Desafios para a prática da leitura no Brasil
Enviada em 02/12/2020
No livro “Utopia” do escritor inglês Thomas More, é retratada uma sociedade perfeita, ideal e igualitária, onde o corpo social caracteriza-se pela ausência de problemas. Entretanto, no Brasil hodierno, a sociedade descrita por More parece utópica, visto que, existem desafios para à prática da leitura que impedem a consolidação de uma sociedade plena. Nesse sentido dois problemas transparecem como principais catalizadores desse desafio: a dificuldade do acesso aos livros e a falta de incentivo à leitura.
Em primeiro lugar é preciso desatacar que existem obstáculos no acesso aos livros no Brasil. Em 2020, a Câmara de Deputados propôs um projeto de lei que substitui o Cofins e PIS pela Contribuição sobre Bens e Serviços. E qual o efeito disso sobre os leitores? O preço do livro sobe em cerca de 20%. Então, num país onde 50% da população sobrevive com menos da metade de um salário mínimo -segundo o IBGE-, esse aumento no preço dos livros representa uma diminuição ainda maior no número de leitores. e, consequentemente, a educação fica prejudicada.
Ademais, acontece que a leitura é um hábito não incentivado na sociedade brasileira, principalmente pela família. De acordo com o sociólogo Talcott Parsons, a família é uma máquina que produz personalidades humanas. Então, a partir dessa ótica, quando não há o incentivo da família para o hábito da leitura, formam-se personalidades desinteressadas da leitura. As causas disso estão ligadas, entre outros fatores, ao alto valor dos livros e da localização das livrarias, que se concentram em grandes centros urbanos, dificultando o acesso para famílias mais carentes. Assim, abrem-se precedentes para o surgimento de outros problemas: o analfabetismo funcional e as fake News, que são impulsionadas pela falta de leitura crítica das pessoas.

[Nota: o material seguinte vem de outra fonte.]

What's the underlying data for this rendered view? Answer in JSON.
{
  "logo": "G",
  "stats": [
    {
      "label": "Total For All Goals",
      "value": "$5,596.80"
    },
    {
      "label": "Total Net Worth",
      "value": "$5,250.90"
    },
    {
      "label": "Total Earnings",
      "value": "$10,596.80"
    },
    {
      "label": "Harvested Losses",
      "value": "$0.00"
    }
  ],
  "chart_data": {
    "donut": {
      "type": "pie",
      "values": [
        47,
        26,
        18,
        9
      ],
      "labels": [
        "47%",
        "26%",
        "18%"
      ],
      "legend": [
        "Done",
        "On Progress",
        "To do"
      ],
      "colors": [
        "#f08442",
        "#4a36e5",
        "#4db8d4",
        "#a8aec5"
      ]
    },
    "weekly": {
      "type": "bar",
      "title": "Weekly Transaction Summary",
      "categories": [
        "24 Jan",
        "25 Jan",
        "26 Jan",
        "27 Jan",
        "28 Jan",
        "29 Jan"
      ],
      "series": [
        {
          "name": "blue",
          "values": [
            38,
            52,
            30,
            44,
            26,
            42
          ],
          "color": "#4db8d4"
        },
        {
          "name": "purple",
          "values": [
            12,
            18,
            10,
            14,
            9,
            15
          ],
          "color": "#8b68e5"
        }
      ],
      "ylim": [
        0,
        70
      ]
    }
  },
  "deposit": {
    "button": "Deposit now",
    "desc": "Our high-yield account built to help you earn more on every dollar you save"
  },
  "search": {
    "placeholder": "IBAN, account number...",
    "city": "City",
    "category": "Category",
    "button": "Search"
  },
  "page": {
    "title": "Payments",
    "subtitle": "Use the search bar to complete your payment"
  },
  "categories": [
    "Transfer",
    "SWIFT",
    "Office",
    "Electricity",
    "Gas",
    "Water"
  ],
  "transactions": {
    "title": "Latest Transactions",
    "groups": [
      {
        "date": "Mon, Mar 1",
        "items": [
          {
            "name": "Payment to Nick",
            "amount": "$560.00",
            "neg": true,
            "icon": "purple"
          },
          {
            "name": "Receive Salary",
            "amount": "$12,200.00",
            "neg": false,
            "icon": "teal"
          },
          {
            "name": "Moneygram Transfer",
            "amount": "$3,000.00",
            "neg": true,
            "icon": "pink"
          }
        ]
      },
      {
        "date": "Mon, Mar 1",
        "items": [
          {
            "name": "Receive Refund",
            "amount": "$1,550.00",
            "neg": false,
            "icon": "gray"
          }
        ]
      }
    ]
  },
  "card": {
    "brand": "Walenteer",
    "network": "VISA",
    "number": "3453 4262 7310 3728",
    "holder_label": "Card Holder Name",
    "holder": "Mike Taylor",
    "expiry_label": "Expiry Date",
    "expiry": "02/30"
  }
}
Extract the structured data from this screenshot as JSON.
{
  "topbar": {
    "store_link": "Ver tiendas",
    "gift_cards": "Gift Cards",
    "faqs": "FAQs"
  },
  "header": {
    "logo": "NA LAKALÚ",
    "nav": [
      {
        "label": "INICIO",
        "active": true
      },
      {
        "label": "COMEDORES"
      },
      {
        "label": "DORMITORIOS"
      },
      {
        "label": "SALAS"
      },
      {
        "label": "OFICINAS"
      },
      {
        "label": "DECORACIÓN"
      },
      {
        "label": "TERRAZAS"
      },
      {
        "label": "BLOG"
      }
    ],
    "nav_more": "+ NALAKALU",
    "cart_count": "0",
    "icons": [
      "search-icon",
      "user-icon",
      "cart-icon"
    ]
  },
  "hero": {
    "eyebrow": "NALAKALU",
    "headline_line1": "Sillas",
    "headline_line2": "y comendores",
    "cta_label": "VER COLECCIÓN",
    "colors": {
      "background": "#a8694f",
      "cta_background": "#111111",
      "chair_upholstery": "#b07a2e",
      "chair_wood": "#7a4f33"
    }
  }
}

Infere-se, portanto, que o Estado precisa tomar providências para solucionar o quadro de deficiência literária da população brasileira. Sendo assim, cabe ao Governo Federal em parceria com o Ministério da Educação, responsável pelas políticas educacionais do país, realizar seminários trimestrais nas escolas, por meio de educadores e autores literários, com o objetivo de divulgar a importância da leitura e fomentar o interesse pelos livros nos jovens. Além disso, o Governo deve facilitar o acesso aos livros, mantendo os livros isentos de impostos. Assim, poder-se-á fazer analogia a sociedade idealizada de More, com um Brasil em progresso.